Quienes han seguido a Bendito Planeta durante los últimos 7 años, saben que en esta revista de turismo digital escribimos sobre nuestros viajes de ensueño. Y en estos días de Semana Santa en el que el Cristianismo rememora la pasión de Cristo, no podía dejar de pensar en cómo se gestó, antes que existiera Bendito Planeta, un viaje con mis hermanos y amigos al Viejo Mundo.

 

 

Una de nuestras metas era conocer Jerusalén y dejarnos sorprender por la Basílica del Santo Sepulcro. Mirar ahora las imágenes de este lugar sagrado, uno de los más venerados e importantes del Cristianismo, aún me sobrecoge. A la Ciudad Vieja -donde está la iglesia- se ingresa por la Puerta de Damasco. Y ya  adentro, uno se encuentra hasta con peregrinos que replican el camino de la Vía Dolorosa, el camino en que Jesús cargó la cruz hasta el Calvario, abriéndose paso en la medida de lo posible entre tiendas y vendedores de un también abierto mercado callejero.

 

 

En búsqueda de un significado espiritual y aunque la Basílica del Santo Sepulcro esté en reparaciones, más de 3.000 turistas lleguen diariamente a tocar la lápida, donde se supone fue enterrado el cuerpo de Jesús. Construida originalmente el año 335 DC, la iglesia ha sido restaurada varias veces. Para mantenerla, conviven allí  6 confesiones cristianas bajo un sistema llamado Status Quo, establecido por el Imperio Otomano.
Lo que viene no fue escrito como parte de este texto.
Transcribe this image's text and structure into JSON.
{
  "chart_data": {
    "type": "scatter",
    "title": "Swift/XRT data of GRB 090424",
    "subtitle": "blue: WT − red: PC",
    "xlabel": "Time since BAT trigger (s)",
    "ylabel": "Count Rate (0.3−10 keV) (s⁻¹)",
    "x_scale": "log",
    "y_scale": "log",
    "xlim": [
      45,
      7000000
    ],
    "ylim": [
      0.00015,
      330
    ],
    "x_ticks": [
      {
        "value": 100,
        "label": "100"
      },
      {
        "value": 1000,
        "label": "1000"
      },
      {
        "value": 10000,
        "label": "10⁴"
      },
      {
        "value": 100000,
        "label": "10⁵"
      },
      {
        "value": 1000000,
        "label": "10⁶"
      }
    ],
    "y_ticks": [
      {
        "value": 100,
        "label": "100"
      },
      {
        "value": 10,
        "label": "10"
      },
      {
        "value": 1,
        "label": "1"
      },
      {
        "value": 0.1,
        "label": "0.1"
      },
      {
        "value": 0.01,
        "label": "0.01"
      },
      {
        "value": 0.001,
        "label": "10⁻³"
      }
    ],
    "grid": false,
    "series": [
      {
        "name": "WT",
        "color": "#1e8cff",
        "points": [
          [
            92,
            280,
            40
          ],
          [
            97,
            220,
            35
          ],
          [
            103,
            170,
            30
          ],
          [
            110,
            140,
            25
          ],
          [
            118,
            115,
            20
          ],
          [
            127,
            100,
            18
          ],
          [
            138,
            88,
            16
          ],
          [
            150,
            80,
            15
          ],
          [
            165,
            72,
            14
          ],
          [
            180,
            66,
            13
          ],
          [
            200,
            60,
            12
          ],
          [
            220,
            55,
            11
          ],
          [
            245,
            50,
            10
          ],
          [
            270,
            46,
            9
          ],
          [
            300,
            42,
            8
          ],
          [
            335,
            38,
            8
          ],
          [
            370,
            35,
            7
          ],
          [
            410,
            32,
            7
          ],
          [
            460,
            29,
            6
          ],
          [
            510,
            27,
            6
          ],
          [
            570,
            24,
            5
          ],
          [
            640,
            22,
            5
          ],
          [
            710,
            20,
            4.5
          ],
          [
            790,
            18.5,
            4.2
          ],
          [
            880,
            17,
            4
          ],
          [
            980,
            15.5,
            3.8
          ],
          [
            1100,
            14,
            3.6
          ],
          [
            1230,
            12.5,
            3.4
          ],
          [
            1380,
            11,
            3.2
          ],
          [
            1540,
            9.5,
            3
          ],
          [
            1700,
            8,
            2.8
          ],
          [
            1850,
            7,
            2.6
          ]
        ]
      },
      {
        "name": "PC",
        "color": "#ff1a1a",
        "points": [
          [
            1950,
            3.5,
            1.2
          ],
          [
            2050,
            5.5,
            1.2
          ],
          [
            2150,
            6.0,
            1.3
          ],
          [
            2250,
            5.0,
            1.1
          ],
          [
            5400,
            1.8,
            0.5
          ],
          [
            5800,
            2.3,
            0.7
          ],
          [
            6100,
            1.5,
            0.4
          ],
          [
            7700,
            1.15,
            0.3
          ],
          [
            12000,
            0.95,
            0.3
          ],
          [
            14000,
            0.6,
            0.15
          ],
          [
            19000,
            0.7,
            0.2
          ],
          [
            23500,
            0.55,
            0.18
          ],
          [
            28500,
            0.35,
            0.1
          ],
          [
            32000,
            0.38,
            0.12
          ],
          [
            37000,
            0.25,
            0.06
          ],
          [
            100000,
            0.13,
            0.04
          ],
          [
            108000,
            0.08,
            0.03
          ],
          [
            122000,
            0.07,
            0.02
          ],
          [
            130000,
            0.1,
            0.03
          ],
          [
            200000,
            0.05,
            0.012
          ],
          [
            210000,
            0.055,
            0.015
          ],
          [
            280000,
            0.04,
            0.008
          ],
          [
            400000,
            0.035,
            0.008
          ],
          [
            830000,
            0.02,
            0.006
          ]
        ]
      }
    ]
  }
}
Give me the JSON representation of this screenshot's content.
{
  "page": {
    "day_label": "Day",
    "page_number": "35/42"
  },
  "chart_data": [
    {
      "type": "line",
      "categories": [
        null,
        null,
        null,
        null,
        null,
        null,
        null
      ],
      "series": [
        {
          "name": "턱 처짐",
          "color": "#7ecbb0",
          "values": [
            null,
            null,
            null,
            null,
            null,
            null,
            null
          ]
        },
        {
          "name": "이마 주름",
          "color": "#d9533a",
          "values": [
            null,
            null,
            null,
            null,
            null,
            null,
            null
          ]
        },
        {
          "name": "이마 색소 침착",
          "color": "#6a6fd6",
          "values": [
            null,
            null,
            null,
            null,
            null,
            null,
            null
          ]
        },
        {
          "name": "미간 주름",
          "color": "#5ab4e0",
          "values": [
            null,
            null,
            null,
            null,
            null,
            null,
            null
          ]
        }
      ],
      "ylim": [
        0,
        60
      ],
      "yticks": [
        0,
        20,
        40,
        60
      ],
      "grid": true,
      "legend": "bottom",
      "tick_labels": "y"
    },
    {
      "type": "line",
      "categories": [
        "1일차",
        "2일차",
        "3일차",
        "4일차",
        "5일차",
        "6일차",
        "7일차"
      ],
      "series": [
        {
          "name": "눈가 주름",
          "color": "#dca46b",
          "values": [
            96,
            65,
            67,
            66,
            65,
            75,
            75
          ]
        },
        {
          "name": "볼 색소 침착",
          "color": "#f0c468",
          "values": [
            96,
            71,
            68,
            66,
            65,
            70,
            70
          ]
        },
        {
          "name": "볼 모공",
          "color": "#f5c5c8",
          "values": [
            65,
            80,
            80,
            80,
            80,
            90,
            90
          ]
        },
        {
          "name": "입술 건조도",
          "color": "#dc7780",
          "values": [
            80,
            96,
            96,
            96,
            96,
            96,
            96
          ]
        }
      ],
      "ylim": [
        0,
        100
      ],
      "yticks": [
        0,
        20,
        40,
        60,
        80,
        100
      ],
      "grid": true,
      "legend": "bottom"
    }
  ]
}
Desde el siglo XIV, los «Franciscanos de la Custodia de Tierra Santa» son los representantes oficiales de la Iglesia Católica, junto a labores que también desempeñan en el edificio la Iglesia Ortodoxa Griega, la Apostólica Armenia, la Ortodoxa Copta, la de Siria y la Etíope.

 

 

Aparte de la lápida, una fila enorme (que a veces habría durado hasta 3 horas) rodea a una cripta, iluminada con velas y en la que solo caben 4 personas, donde Jesus habría sido crucificado. Un sacerdote de barba larga, que nos tocó ese día a cargo, a voz en cuello daba 3 minutos a quienes quisieran entrar, para de inmediato instarlos a salir. Una proeza, a pesar que su vozarrón nos aterraba en la medida que nos acercábamos a ingresar. De no creerlo, después todos salíamos sintiéndonos casi como en trance.

 

 

Como despedida, quisimos tomarnos una fotografía. Lograrlo también fue casi un milagro. Era tal la cantidad de gente que entraba y salía de este sitio (el que para millones de creyentes no es solo una reliquia sino un lugar vivo de la fe), que nos costó abrirnos un pequeño espacio cuando ya estábamos afuera. Por lo que nuestra gratitud a quien nos regaló esta imagen que hoy para nosotros es un recuerdo histórico.

 

 

Tiempo después, recuerdo haberle preguntado a un dirigente eclesiástico por qué Occidente era mayoritariamente cristiano. Y su respuesta fue: “Porque en esta tierra existió un hombre santo que nos cautivó”.